Doctoral Dissertation

Degree Name

Ph. D.


Criminal Justice

Degree Program

Criminal Justice, PhD

Committee Chair

Tewksbury, Richard

Committee Co-Chair (if applicable)

Roelfs, David

Committee Member

Roelfs, David

Committee Member

Reed, John

Committee Member

Hughes, Tom

Author's Keywords

officer health and wellness; probation parole health and wellness; officer stress; probation parole officer stress; law enforcement performance; law enforcement professionalism


This dissertation is a comparison study of health and wellness outcomes for a sample of law enforcement officers and a sample of community corrections professionals within the same state. As such, it is the first attempt to determine and compare the independent variables which are significant predictors of law enforcement officer and community corrections professionals’ health and wellness for criminal justice employees working in the same context.

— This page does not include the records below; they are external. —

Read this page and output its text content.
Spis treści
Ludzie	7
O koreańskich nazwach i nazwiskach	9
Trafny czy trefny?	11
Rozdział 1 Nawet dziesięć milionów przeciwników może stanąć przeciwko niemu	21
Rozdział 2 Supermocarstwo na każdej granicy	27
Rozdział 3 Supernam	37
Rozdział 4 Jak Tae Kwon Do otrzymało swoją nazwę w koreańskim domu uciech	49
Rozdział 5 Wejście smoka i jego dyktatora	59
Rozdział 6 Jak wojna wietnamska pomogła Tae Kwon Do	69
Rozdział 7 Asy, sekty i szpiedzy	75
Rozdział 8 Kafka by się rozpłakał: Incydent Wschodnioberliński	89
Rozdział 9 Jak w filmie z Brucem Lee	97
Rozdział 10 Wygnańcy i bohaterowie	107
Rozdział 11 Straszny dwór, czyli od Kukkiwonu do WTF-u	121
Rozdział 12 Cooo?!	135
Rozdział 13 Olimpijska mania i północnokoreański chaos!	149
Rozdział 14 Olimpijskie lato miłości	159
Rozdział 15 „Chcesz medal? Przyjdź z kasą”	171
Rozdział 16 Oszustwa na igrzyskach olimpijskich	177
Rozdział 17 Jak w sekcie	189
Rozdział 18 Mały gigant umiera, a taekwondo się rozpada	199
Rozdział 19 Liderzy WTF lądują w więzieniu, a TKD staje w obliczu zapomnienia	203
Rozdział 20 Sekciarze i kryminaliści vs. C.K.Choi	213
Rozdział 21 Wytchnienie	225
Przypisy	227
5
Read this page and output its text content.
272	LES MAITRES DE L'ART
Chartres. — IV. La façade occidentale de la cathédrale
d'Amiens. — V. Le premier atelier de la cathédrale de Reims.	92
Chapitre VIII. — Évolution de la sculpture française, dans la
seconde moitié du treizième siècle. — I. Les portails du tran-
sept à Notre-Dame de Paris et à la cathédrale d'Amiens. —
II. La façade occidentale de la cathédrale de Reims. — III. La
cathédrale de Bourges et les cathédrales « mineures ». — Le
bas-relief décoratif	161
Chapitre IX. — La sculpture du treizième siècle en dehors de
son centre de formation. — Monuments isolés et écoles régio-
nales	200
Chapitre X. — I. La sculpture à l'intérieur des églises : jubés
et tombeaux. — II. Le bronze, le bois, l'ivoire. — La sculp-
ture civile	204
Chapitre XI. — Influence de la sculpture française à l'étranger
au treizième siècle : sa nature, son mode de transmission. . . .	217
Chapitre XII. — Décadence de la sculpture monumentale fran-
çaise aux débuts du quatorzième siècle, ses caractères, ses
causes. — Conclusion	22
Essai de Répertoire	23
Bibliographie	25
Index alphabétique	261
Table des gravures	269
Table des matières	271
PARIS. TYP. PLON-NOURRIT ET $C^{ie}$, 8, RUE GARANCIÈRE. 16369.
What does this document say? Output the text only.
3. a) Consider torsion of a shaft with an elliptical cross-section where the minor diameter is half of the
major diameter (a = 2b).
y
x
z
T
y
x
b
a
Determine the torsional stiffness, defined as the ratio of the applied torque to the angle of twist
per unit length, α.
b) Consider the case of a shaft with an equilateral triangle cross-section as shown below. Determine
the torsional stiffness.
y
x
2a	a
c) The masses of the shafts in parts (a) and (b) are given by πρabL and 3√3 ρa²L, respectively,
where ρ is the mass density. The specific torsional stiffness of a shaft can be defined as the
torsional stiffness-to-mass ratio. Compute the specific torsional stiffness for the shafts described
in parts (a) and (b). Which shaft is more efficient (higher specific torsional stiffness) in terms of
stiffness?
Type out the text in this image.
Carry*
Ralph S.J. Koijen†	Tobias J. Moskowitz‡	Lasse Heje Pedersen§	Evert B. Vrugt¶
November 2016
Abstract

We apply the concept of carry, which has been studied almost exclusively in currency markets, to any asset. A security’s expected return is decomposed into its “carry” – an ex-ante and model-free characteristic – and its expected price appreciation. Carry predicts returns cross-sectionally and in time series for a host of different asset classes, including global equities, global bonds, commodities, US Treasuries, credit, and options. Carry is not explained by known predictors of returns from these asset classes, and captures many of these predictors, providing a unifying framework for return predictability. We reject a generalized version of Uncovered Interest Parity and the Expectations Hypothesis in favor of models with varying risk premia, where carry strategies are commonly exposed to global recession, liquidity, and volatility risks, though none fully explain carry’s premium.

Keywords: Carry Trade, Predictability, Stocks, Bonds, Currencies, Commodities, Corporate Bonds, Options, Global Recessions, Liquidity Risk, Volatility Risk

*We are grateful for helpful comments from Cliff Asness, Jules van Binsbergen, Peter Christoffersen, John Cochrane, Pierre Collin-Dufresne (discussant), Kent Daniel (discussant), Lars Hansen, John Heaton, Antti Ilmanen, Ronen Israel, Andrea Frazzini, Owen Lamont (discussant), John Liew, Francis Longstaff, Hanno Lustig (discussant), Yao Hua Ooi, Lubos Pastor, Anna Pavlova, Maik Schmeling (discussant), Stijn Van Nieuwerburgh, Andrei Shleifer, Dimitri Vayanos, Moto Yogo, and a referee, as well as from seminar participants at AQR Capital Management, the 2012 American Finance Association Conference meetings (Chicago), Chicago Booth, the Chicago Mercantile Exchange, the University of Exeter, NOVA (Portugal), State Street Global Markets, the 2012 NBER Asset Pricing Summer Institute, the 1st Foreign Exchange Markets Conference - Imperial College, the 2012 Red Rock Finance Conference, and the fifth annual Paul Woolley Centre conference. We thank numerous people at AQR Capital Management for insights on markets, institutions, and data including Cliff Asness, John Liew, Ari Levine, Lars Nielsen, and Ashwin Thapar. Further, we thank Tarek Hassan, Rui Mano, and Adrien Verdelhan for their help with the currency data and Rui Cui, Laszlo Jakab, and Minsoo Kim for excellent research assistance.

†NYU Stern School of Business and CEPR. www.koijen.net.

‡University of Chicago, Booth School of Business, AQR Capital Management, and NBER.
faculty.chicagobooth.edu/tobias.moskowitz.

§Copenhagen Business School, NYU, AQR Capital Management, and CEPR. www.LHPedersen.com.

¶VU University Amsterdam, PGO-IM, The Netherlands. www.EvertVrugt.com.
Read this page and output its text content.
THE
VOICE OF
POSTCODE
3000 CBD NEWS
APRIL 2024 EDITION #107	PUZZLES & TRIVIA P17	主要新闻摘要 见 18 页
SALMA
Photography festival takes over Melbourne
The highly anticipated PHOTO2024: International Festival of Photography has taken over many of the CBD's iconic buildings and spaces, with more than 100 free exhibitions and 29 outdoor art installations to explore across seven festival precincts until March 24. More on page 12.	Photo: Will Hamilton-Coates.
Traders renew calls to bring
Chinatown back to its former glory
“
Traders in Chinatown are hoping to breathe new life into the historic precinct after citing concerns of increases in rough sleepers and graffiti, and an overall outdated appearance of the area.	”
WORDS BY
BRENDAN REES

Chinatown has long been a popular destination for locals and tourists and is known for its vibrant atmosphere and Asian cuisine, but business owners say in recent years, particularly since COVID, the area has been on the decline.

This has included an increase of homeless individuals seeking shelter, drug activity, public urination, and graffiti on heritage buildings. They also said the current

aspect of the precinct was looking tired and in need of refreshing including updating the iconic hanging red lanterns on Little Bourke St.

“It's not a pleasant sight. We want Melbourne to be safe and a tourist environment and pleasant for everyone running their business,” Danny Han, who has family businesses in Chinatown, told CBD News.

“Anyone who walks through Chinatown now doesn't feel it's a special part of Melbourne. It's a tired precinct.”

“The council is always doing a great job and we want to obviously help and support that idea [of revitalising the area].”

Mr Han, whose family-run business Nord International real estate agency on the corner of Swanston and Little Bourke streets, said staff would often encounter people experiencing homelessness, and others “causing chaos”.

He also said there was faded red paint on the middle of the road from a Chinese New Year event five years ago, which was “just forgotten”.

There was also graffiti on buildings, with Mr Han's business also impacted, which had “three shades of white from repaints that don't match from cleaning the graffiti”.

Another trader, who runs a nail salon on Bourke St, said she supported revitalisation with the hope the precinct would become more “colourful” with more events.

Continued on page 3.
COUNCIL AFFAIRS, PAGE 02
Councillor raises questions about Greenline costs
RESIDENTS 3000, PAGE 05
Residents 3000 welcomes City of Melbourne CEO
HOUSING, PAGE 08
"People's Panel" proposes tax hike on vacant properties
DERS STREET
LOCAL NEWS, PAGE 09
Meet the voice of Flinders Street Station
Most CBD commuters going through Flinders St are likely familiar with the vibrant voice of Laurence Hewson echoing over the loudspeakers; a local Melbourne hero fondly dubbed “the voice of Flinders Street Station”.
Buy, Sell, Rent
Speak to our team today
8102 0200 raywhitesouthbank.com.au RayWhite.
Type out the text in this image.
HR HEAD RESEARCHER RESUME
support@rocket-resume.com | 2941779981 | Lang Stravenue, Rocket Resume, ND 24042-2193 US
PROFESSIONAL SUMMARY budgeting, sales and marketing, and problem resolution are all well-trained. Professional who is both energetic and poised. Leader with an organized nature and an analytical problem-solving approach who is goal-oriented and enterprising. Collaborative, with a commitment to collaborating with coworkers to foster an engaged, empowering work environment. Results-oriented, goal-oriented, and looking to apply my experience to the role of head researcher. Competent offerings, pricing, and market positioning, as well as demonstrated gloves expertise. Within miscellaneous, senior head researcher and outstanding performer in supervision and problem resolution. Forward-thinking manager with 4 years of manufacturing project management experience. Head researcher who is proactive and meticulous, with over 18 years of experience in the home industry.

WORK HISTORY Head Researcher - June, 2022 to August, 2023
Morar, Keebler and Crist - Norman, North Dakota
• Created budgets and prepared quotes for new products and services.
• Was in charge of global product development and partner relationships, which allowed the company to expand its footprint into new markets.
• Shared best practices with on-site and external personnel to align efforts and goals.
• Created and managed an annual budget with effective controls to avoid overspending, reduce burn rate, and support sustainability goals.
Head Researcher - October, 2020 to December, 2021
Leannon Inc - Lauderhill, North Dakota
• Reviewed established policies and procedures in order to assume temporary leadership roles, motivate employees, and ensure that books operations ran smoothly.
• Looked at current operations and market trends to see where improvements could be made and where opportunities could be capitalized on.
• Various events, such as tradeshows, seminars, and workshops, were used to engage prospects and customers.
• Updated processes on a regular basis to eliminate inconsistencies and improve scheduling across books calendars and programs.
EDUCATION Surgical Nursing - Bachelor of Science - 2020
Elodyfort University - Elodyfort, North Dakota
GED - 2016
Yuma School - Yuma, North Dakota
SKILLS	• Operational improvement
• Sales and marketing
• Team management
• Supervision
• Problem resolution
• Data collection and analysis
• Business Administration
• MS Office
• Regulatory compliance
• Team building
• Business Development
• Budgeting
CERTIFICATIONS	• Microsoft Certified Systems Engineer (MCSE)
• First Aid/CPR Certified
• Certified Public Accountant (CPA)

Data used in the research was gathered from nearly identical health and wellness surveys distributed to the sample of law enforcement officers and the sample of community corrections professionals. Logistic, negative binomial, and Poisson regression analyses were performed to determine which independent variables are significant predictors of officer and professionals’ health and wellness outcomes. Results show several factors are significant predictors of both officer and professionals’ health and wellness, with law enforcement organizational factors being the most frequent predictors of law enforcement health and wellness. Demographic variables are the most frequent significant predictors of professionals’ health and wellness. It is concluded that variables predictive of officer and professionals’ health and wellness differ, necessitating different policy approaches designed to address issues associated with officer and professionals’ health and wellness.